From: Lewis Hyatt (lhyatt_at_[hidden])
Date: 2007-08-07 16:46:55
Hi, here are my quick thoughts on this library. I don't have time for
much more than this... sorry it isn't more thorough.
* What is your evaluation of the design?
I guess my first impression was "way too many concepts", but after a
while it all starts to make sense. It seems pretty flexible what you can
do with it. It looks quite daunting at first to write new series
classes, but that probably isn't going to be that common a task. Writing
new algorithms seems pretty straightforward and I wouldn't mind trying
to add some new ones.
* What is your evaluation of the potential usefulness of the library?
I don't have a current use for it, but I can see how a lot of people would!
* Did you try to use the library? With what compiler? Did you
have any problems?
cygwin only has boost 1.33 still, and I didn't have time to get 1.34.1,
so I was missing too much stuff to compile the library.
* How much effort did you put into your evaluation? A glance? A
quick reading? In-depth study?
About an hour reading the docs and looking at the examples.
* Are you knowledgeable about the problem domain?
More or less. I do a lot of data analyis with std::vector and legacy C
libraries like clapack.
Here are some random comments:
-I don't like the names "daily", "weekly", etc, because they give the
impression that the library is only meant for daily data. I think it
would be better just to define a template stride<> inheriting from
mpl::int_<>, so you could write instead something like
dense_series<double, stride<7> >
and the meaning of 7 would depend on the context of the program.

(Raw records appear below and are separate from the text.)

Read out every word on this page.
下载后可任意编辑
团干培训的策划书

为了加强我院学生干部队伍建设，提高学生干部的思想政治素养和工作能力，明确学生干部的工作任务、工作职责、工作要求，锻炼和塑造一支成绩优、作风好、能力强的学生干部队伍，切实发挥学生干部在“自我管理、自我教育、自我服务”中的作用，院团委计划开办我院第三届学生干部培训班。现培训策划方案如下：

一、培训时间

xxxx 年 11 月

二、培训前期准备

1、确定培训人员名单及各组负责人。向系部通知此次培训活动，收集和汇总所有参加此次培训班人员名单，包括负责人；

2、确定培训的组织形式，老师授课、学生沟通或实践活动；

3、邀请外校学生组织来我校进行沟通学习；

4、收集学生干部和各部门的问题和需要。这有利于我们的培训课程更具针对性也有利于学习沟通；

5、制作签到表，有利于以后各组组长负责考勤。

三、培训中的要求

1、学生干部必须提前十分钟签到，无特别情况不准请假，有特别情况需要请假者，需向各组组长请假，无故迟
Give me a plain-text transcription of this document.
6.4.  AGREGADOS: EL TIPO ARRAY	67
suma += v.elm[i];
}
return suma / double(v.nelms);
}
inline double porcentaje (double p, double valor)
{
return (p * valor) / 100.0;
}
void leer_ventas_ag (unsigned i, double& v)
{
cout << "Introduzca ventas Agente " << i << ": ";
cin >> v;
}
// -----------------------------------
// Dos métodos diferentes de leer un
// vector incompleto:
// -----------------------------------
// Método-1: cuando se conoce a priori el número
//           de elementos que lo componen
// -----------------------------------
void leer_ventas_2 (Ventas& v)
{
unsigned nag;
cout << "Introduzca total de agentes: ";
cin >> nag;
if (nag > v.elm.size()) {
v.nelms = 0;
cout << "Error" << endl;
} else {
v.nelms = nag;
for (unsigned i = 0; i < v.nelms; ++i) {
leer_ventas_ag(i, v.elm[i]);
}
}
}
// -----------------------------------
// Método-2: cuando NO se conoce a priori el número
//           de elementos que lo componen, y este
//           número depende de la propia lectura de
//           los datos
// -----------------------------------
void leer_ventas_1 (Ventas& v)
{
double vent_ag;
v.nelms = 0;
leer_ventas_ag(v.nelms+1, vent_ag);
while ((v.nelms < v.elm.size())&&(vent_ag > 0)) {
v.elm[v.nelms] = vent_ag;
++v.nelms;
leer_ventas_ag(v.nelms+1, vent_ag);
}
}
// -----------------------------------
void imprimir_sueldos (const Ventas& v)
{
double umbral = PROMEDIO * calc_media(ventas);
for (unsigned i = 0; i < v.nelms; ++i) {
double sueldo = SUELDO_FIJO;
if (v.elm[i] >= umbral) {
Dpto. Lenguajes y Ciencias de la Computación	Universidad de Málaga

-I am confused by the statement in the docs that "A time series is a
series of data points, sampled at regular intervals". If that's true,
then what does it mean to use a floating point offset? Doesn't that mean
I can use irregular intervals too? I was thinking it would be natural to
have an FFT algorithm for a dense time series, but that would only make
sense if it was sampled at regular intervals. I guess a dense series
always has an integral offset type, so it would make sense there.
-I worry a little about the dual interfaces for ordered_inserter, maybe
it should be split into two classes? Especially for the output iterator
usage, I think people would frequently try to use it with std::copy and
then forget to call commit(), causing silent errors. Maybe that's just
something the user will have to get used to. Another option could be to
use a new class called ordered_insert_iterator with a shared_ptr pImpl
setup, so that the last temporary object would call commit() from its
destructor after the algorithm completed. In that case, problems would
be caused if people created non-temporary objects, but I think in
practice, in the majority of cases, the output iterator would be used by
creating a temporary object and passing it to std::copy or whatever.
-I think invert_elements() should have a different name. For one thing,
there is confusion with invert_heaviside(), which is completely
unrelated, and for another, this name could also work fine to describe a
function which multiplied every element by -1. I can't think of a decent
* Do you think the library should be accepted as a Boost library?
Given that I didn't have time to look into this much more, I'm not sure
how seriously my opinion can be taken, but I do vote yes.